Running transPACT to assign KS substrate specificity

  • python2 transPACT_substrate_from_faa.py <protein_fasta_of_KS_domains.faa>

    • transPACT prediction of trans-AT substrate from a protein fasta. An example is provided in example/test.faa.
    • Tab separated output (default is to STDOUT; redirect to a file to save results)
    • Run time on a "normal" desktop computer should be less than 1 minute per KS domain. Run time for a singe KS domain was benchmarked at 7 seconds with date && python2 transPACT_substrate_from_faa.py example/test.faa && date
  • python2 ./data/dendrogram20200320/generate_dendrogram_userweights.py <Jaccard_weight> <DSS_weight> <AdjacencyIndex_weight>

    • Generate trans-AT pathway dendrogram
    • Implementation of Jaccard index (JI), domain sequence similariry (DSS), and adjacency index is as described in BiG-SCAPE [paper]. Briefly, JI measures the percentage of shared types of domains, DSS measures sequence identity between protein domains, and AI measures the percentage of pairs of adjacent domains.
      • Suggested weights are JI = 0, DSS = 0.32, AI = 0.68, the same weights that are used in BiG-SCAPE's distance calculation for trans-AT PKS pathways.
    • Not provided in this repo (due to size): all vs. all diamond table (filename set at line 576).
    • Output is a newick format dendrogram that can be visualized in any number of tree visualization software. We recommend iTOL, and have used that for out global analysis [iTOL] [our analysis]. Extensive documentation on annotating iTOL trees can be found here. Our annotation files are at data/dendrogram20200227/itol_bin.txt for denoting whether a BGC lies on a contig edge and data/dendrogram20200227/itol_dom.txt for annotating the KS-domain clades of the pathway.
    • Brief instructions to recreate the dendrogram from the transPACT manuscript:
      • Create and enter a new dendrogram folder and copy dendrogram script, e.g.: mkdir data/dendrogram_test && cd data/dendrogram_test && cp ../dendrogram20200320/generate_dendrogram_userweights.py ./
      • Create all vs. all diamond table with diamond makedb -d all --in data/dendrogram20190514/KS_precomputed_1405_hmmalign_trimmed_renamed.fasta && diamond blastp -d all -q data/dendrogram20190514/KS_precomputed_1405_hmmalign_trimmed_renamed.fasta -o full.dbp
      • Update line 576 of generate_dendrogram_userweights.py to point to the absolute path of full.dbp above.
      • Generate dendrogram with suggested weights: python2 ./data/dendrogram20190829/generate_dendrogram_userweights.py 0 0.32 0.68

What's actually happening when I run transPACT?

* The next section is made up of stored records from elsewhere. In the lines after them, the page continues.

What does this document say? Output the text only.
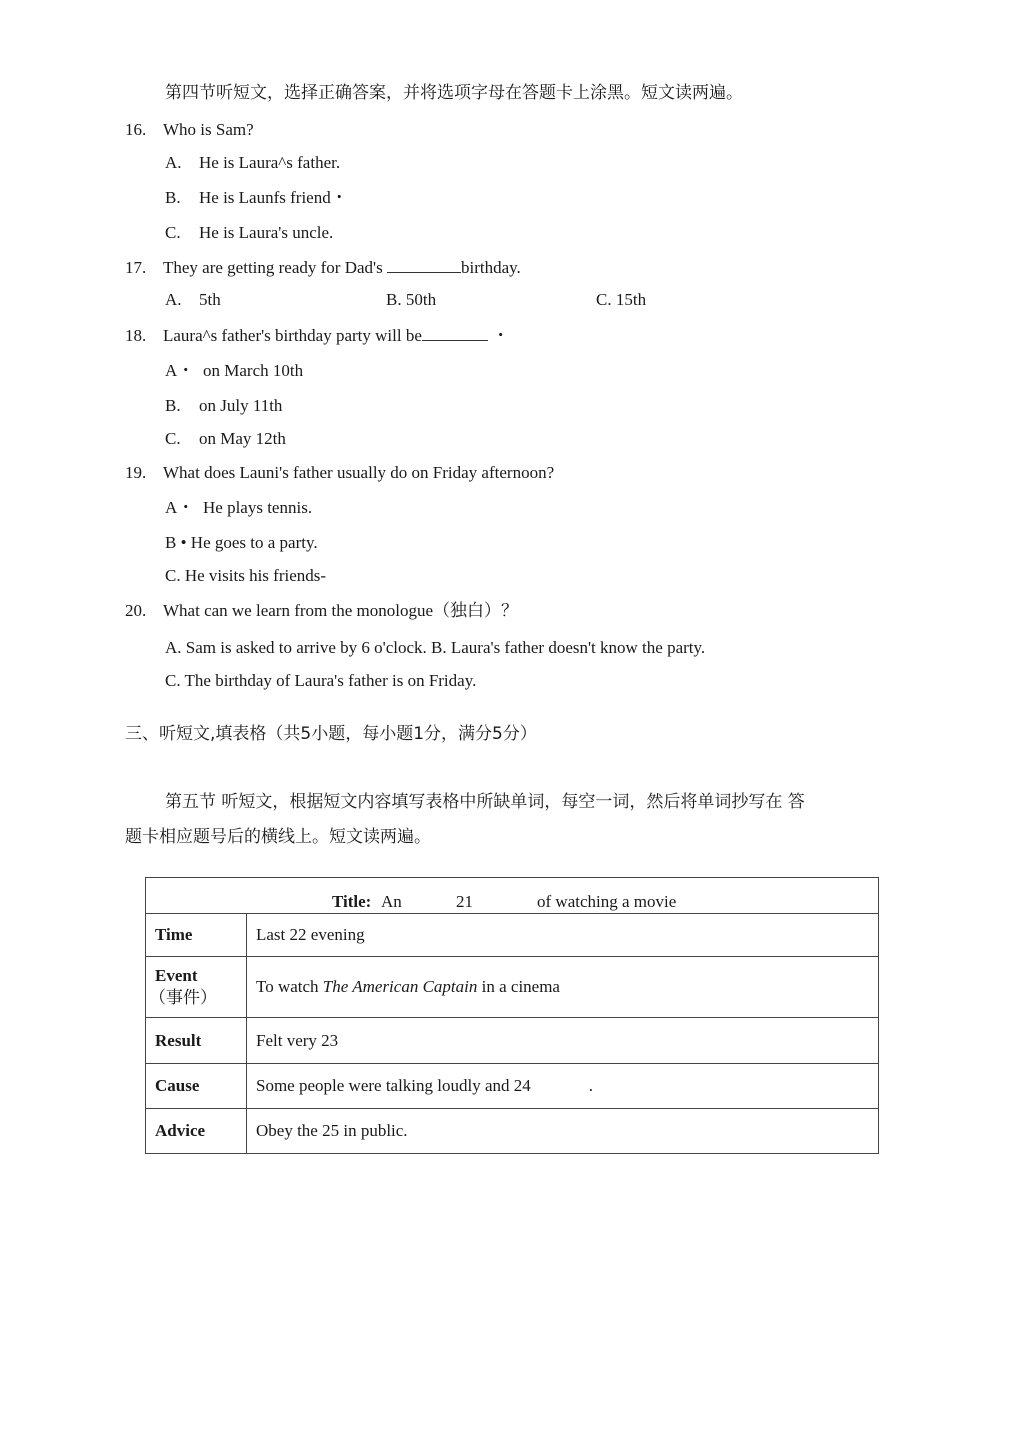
第四节听短文，选择正确答案，并将选项字母在答题卡上涂黑。短文读两遍。
16. Who is Sam?
A. He is Laura^s father.
B. He is Launfs friend・
C. He is Laura's uncle.
17. They are getting ready for Dad's	birthday.
A. 5th	B. 50th	C. 15th
18. Laura^s father's birthday party will be	・
A・ on March 10th
B. on July 11th
C. on May 12th
19. What does Launi's father usually do on Friday afternoon?
A・ He plays tennis.
B • He goes to a party.
C. He visits his friends-
20. What can we learn from the monologue（独白）？
A. Sam is asked to arrive by 6 o'clock. B. Laura's father doesn't know the party.
C. The birthday of Laura's father is on Friday.
三、听短文,填表格（共5小题，每小题1分，满分5分）
第五节 听短文，根据短文内容填写表格中所缺单词，每空一词，然后将单词抄写在 答
题卡相应题号后的横线上。短文读两遍。
Title: An 21 of watching a movie	

Time	Last 22 evening

Event
（事件）	To watch The American Captain in a cinema
Result	Felt very 23
Cause	Some people were talking loudly and 24 .
Advice	Obey the 25 in public.
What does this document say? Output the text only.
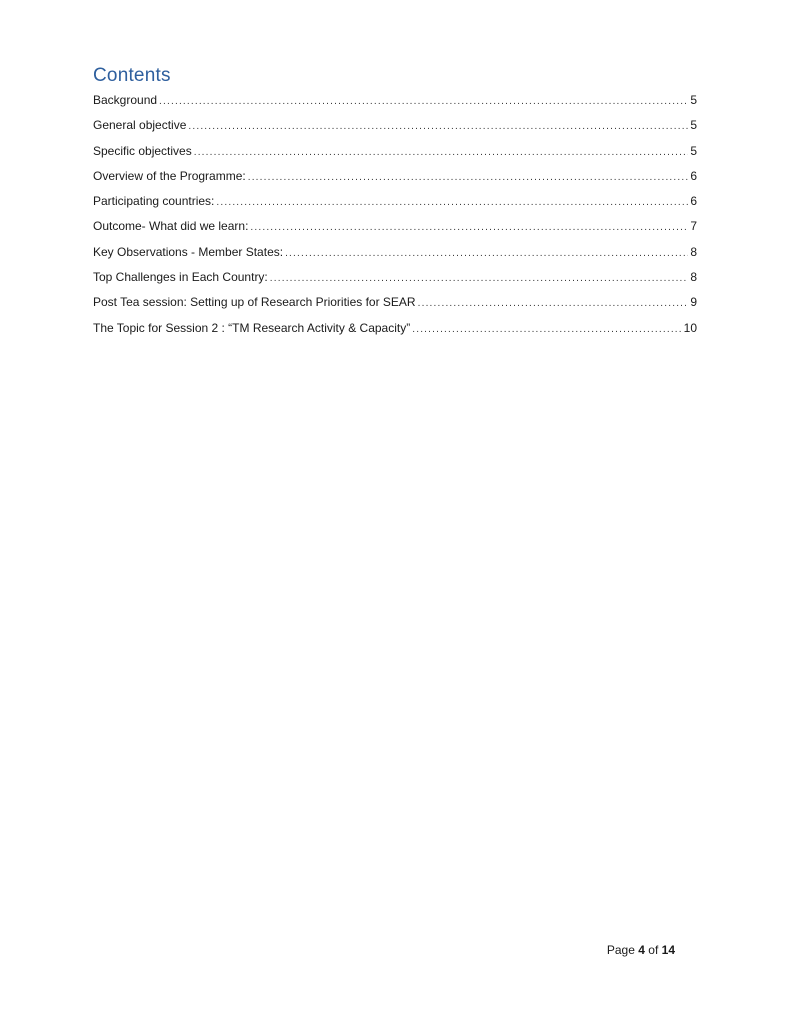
Contents
Background .....	5
General objective .....	5
Specific objectives .....	5
Overview of the Programme: .....	6
Participating countries: .....	6
Outcome- What did we learn: .....	7
Key Observations - Member States: .....	8
Top Challenges in Each Country: .....	8
Post Tea session: Setting up of Research Priorities for SEAR .....	9
The Topic for Session 2 : “TM Research Activity & Capacity” .....	10
Page 4 of 14
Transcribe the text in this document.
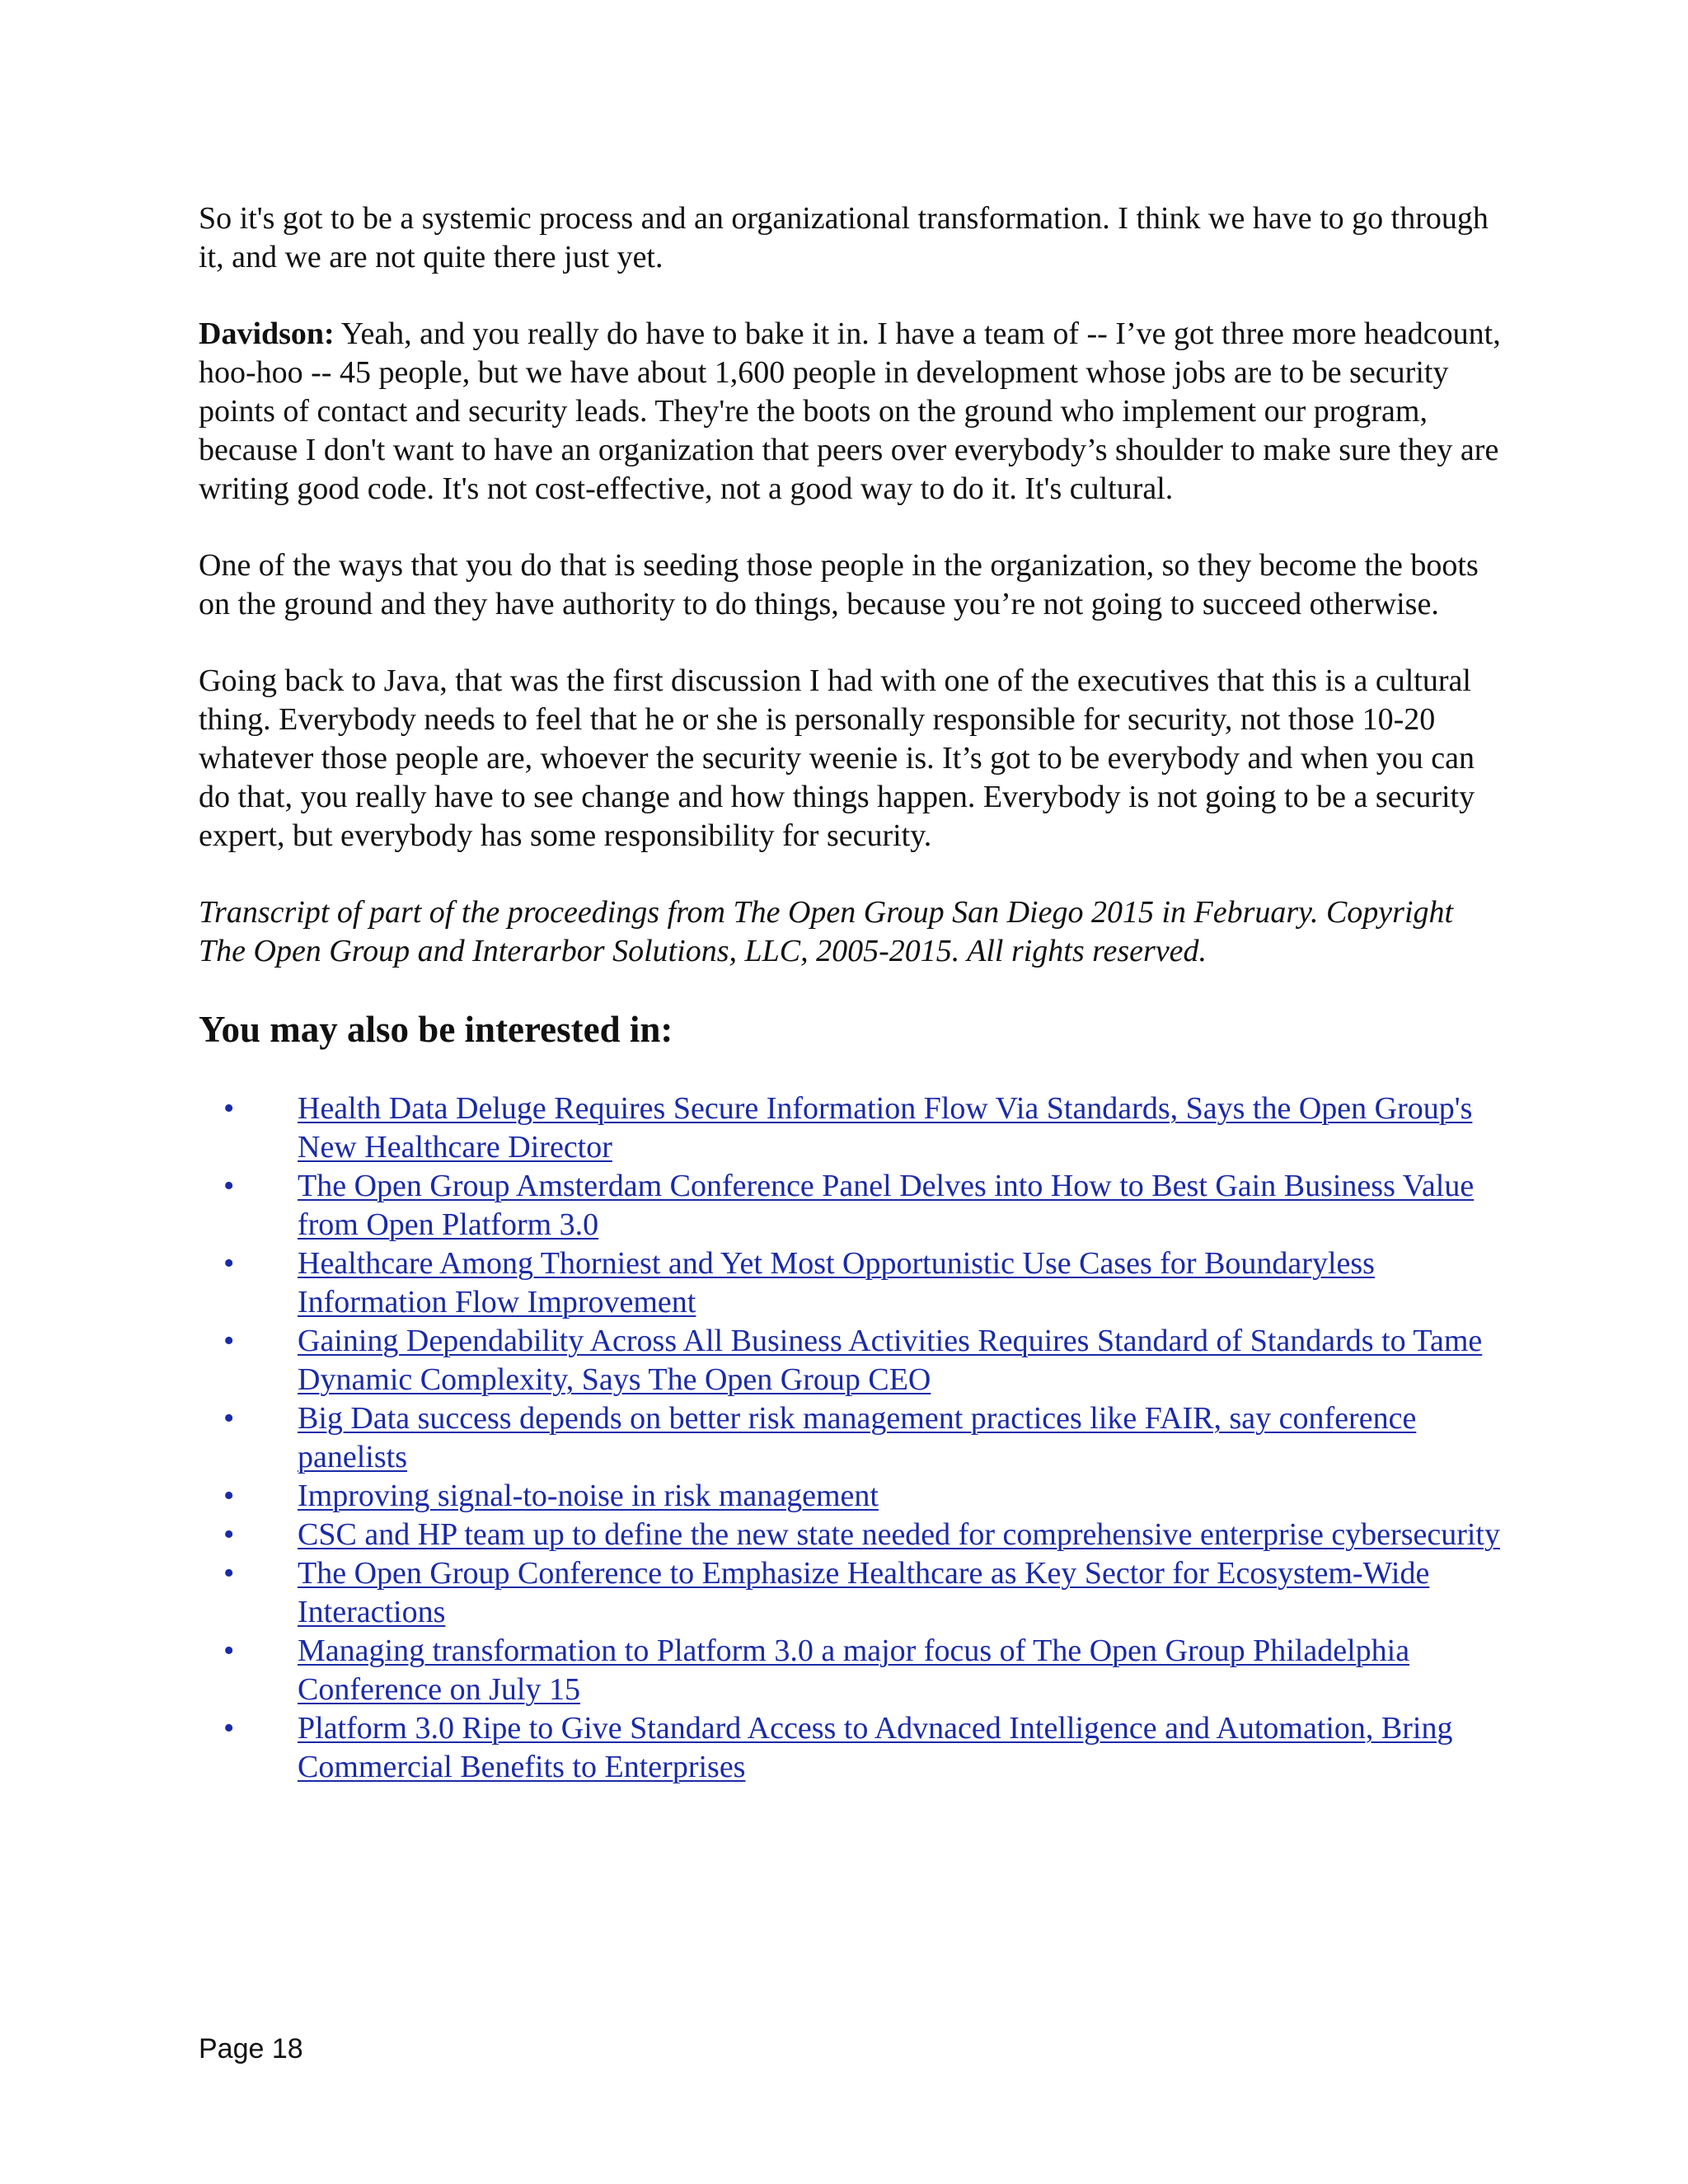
So it's got to be a systemic process and an organizational transformation. I think we have to go through it, and we are not quite there just yet.

Davidson: Yeah, and you really do have to bake it in. I have a team of -- I’ve got three more headcount, hoo-hoo -- 45 people, but we have about 1,600 people in development whose jobs are to be security points of contact and security leads. They're the boots on the ground who implement our program, because I don't want to have an organization that peers over everybody’s shoulder to make sure they are writing good code. It's not cost-effective, not a good way to do it. It's cultural.

One of the ways that you do that is seeding those people in the organization, so they become the boots on the ground and they have authority to do things, because you’re not going to succeed otherwise.

Going back to Java, that was the first discussion I had with one of the executives that this is a cultural thing. Everybody needs to feel that he or she is personally responsible for security, not those 10-20 whatever those people are, whoever the security weenie is. It’s got to be everybody and when you can do that, you really have to see change and how things happen. Everybody is not going to be a security expert, but everybody has some responsibility for security.

Transcript of part of the proceedings from The Open Group San Diego 2015 in February. Copyright The Open Group and Interarbor Solutions, LLC, 2005-2015. All rights reserved.

You may also be interested in:
• Health Data Deluge Requires Secure Information Flow Via Standards, Says the Open Group's New Healthcare Director
• The Open Group Amsterdam Conference Panel Delves into How to Best Gain Business Value from Open Platform 3.0
• Healthcare Among Thorniest and Yet Most Opportunistic Use Cases for Boundaryless Information Flow Improvement
• Gaining Dependability Across All Business Activities Requires Standard of Standards to Tame Dynamic Complexity, Says The Open Group CEO
• Big Data success depends on better risk management practices like FAIR, say conference panelists
• Improving signal-to-noise in risk management
• CSC and HP team up to define the new state needed for comprehensive enterprise cybersecurity
• The Open Group Conference to Emphasize Healthcare as Key Sector for Ecosystem-Wide Interactions
• Managing transformation to Platform 3.0 a major focus of The Open Group Philadelphia Conference on July 15
• Platform 3.0 Ripe to Give Standard Access to Advnaced Intelligence and Automation, Bring Commercial Benefits to Enterprises
Page 18
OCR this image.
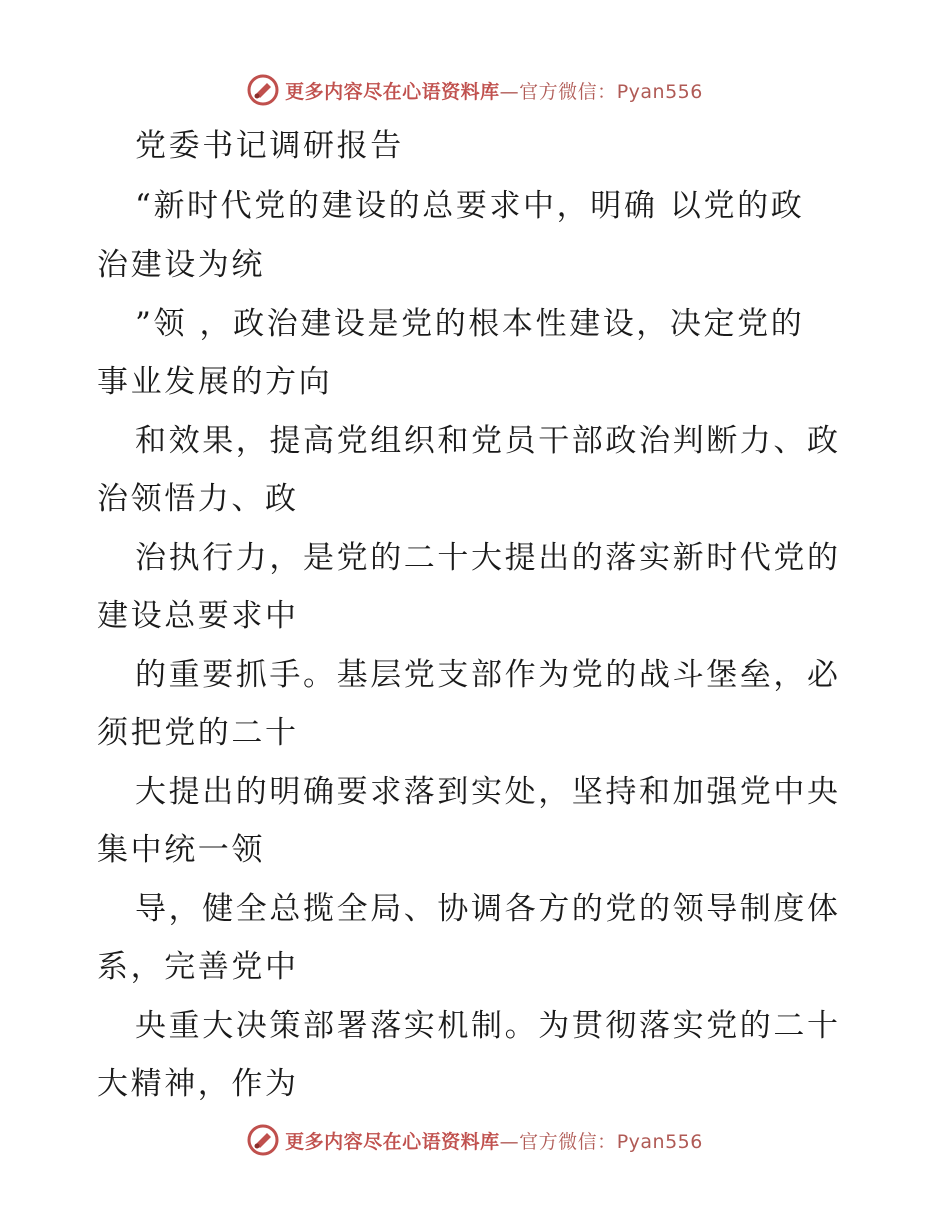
更多内容尽在心语资料库—官方微信：Pyan556
党委书记调研报告
“新时代党的建设的总要求中，明确 以党的政
治建设为统
”领 ，政治建设是党的根本性建设，决定党的
事业发展的方向
和效果，提高党组织和党员干部政治判断力、政
治领悟力、政
治执行力，是党的二十大提出的落实新时代党的
建设总要求中
的重要抓手。基层党支部作为党的战斗堡垒，必
须把党的二十
大提出的明确要求落到实处，坚持和加强党中央
集中统一领
导，健全总揽全局、协调各方的党的领导制度体
系，完善党中
央重大决策部署落实机制。为贯彻落实党的二十
大精神，作为
更多内容尽在心语资料库—官方微信：Pyan556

The core transPACT algorithm is found at antismash/specific_modules/nrpspks/nrpspksdomainalign/substrate_from_faa.py. It has been symbolically linked at transPACT_substrate_from_faa.py for user convenience. For each ketosynthase domain (input as a protein fasta), KSs are aligned to a reference alignment of a core set of 647 experimentally characterized KS domains with MUSCLE (see align_ks_domains(); invoked on line 533). This alignment is used to phylogenetically place the query sequence onto a reference phylogeny (placement with pplacer; see run_pipeline_pplacer(); invoked on line 534) and query sequences are assigned to a clade and functional classification based on monophyly (see parse_pplacer()).